Wednesday, February 24, 2010

Starting Sweet Potatoes

On Tuesday (February 23), I put 8 Sweet Potatoes to "root". Biodynamically, it was supposed to be a day which favored starting Plants from which we want "roots". We love Sweet Potatoes, so we take extra care to support the Plants in their growing endeavors and in their feeding us.

These days we are staying close to our Stella Natura Calendar. When the Calendar says the time is optimal for "Leaf", "Root", "Flower", or "Fruit", Melanie and I shift into gear to plant the Seeds (or in this case, root the Sweet Potatoes) we intend to grow as transplants. It just makes sense to work off the optimal energies for growing from this Planet and beyond.

I sure am glad those Folks have put this Calendar together. It is great to think that Folks "before" and "around us now" are helping to smooth our Path.
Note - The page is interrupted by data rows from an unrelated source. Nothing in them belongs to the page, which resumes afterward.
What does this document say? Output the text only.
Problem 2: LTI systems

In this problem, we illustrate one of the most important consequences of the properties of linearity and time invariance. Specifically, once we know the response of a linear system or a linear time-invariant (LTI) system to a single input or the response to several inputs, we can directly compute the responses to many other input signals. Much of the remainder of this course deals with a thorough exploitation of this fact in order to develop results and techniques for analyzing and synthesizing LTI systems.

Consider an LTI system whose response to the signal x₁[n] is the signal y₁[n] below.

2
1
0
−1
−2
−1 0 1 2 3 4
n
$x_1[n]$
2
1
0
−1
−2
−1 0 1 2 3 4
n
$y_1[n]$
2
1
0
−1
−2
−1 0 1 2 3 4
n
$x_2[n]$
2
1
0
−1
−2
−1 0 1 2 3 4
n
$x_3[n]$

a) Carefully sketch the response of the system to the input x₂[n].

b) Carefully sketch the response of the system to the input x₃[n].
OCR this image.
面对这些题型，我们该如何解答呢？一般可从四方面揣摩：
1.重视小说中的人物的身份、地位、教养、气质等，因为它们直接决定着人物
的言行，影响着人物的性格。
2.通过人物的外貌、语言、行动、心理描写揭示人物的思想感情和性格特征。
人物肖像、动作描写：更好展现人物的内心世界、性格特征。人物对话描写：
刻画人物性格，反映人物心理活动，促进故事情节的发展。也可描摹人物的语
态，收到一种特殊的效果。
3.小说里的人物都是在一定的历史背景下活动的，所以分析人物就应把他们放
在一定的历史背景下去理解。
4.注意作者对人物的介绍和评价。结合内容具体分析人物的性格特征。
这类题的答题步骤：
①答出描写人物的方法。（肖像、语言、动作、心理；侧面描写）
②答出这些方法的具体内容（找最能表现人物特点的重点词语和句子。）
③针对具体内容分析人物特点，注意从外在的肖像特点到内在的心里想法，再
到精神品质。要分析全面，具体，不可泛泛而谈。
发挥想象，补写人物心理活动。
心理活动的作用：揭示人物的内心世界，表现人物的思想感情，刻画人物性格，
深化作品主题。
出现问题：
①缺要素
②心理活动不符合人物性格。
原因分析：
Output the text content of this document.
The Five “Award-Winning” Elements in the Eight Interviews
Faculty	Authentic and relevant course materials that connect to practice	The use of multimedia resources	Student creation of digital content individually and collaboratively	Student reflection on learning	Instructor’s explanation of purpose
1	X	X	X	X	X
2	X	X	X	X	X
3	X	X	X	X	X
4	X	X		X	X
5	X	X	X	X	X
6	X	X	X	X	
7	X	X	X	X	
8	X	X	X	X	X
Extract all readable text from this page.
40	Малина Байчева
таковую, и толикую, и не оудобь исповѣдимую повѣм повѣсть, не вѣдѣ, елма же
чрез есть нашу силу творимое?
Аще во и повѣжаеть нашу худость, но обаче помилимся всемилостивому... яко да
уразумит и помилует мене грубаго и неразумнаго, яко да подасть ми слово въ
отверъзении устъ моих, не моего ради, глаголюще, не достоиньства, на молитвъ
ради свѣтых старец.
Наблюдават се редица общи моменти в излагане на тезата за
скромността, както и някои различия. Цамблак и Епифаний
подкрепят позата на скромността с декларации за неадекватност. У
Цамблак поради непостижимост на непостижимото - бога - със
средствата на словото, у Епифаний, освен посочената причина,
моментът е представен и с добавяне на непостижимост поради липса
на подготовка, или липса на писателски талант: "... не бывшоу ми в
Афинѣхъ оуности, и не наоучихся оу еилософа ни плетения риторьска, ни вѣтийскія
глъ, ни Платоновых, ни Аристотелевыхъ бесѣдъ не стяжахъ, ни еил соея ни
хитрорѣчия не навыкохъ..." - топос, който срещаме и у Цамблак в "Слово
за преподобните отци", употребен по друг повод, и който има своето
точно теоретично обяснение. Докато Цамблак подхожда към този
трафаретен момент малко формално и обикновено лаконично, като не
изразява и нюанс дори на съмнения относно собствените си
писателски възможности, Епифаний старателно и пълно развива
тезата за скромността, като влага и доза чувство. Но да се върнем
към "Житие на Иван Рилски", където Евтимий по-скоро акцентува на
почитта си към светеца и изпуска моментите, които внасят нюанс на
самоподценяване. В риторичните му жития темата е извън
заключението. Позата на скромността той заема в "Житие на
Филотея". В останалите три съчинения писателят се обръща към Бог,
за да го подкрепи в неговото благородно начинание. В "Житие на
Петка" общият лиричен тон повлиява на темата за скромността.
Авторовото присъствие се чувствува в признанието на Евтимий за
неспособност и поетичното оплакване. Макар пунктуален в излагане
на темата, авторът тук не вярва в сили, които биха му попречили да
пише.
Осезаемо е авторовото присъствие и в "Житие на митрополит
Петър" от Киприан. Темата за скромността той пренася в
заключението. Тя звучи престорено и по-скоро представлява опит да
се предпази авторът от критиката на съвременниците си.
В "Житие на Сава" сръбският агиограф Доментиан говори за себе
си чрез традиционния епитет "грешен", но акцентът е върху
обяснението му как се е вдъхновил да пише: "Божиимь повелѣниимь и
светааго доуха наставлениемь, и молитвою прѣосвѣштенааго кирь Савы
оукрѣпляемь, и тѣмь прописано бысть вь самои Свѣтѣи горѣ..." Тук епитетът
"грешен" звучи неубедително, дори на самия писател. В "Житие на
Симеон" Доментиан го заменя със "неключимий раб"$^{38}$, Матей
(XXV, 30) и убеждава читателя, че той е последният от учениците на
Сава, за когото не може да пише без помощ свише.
We are eager to embrace every little morsel which will help us garden successfully and nourish the Soil.

So, what factors did I consider in starting the Sweet Potatoes? This is only my 4th season growing Sweet Potatoes. I am not an expert, but these are some of my gleanings. A Sweet Potato Guru and long time Family Friend in the Millard area starts hers anytime after February 19. While we are eager to start just after Christmas, those earlier starts tend to get "leggy" and they also seem to "go sour" or "get mushy" in the water. It is best not to start too soon.

I choose the Sweet Potatoes that are the most vibrant, medium to large in size, without blemishes or bruises (which will rot), with shoots forming. These are the ones that really want to grow. Over the years, I have collected some wide mouth jars for just this occasion. They are an important element in my collection.

On the day I start them, I put them in the jars and fill up the jars with Rainwater. About 2/3 to 3/4 of the Sweet Potato will be covered with water. As the Water disappears, I just add more to keep it at that level.

I place the Sweet Potatoes in a Sunny Window. I will watch them carefully to make sure they are not getting too much Sun and Heat. If they are, I will move them to another Window or put a mesh covering over the Window.

Over time, those Shoots will grow. When they are about 8 inches long, I carefully peel them off the Mother Sweet Potato and place them in their own jars of Water. I make sure to cover about 1-2 inches of the Shoot with Water. The Shoots will root.

When the Roots of the Shoots are well developed, I place them in a Rubber Dishpan-like container that is filled with non-chemical Sand. Children's Sandbox Sand will do. I fill the Dishpan with water until it is about 2/3 of the way through the Sand. The Sand seems to act as a Filter so the Shoots stay nice until planting. During this stage of the process, the Shoots will do best in a Sunny Window.

I usually plant the Sweet Potatoes in mid-May. I think I yielded 60 Shoots last year which is more than we need. I usually give some of them away too. I will talk about planting Sweet Potatoes a little more when we get closer to the date.

Starting Sweet Potatoes is an exciting time. It takes me right back to Childhood. I remember the Ladies would always have some Sweet Potatoes starting on Window Sills and on top of Refrigerators. As a Child, I always thought it quite magical that those big and humble Roots could produce such beautiful Foliage. And that Foliage when placed in the Garden would produce Sweet Potatoes. Even as an Adult, I never tire of the wonder of such things.
Note: As Shoots come out of the Sweet Potato Roots into Vines, I will separate the collection of 8 to various Windows in the House. The Roots seem to like each other's company at this stage, but soon, they will need space.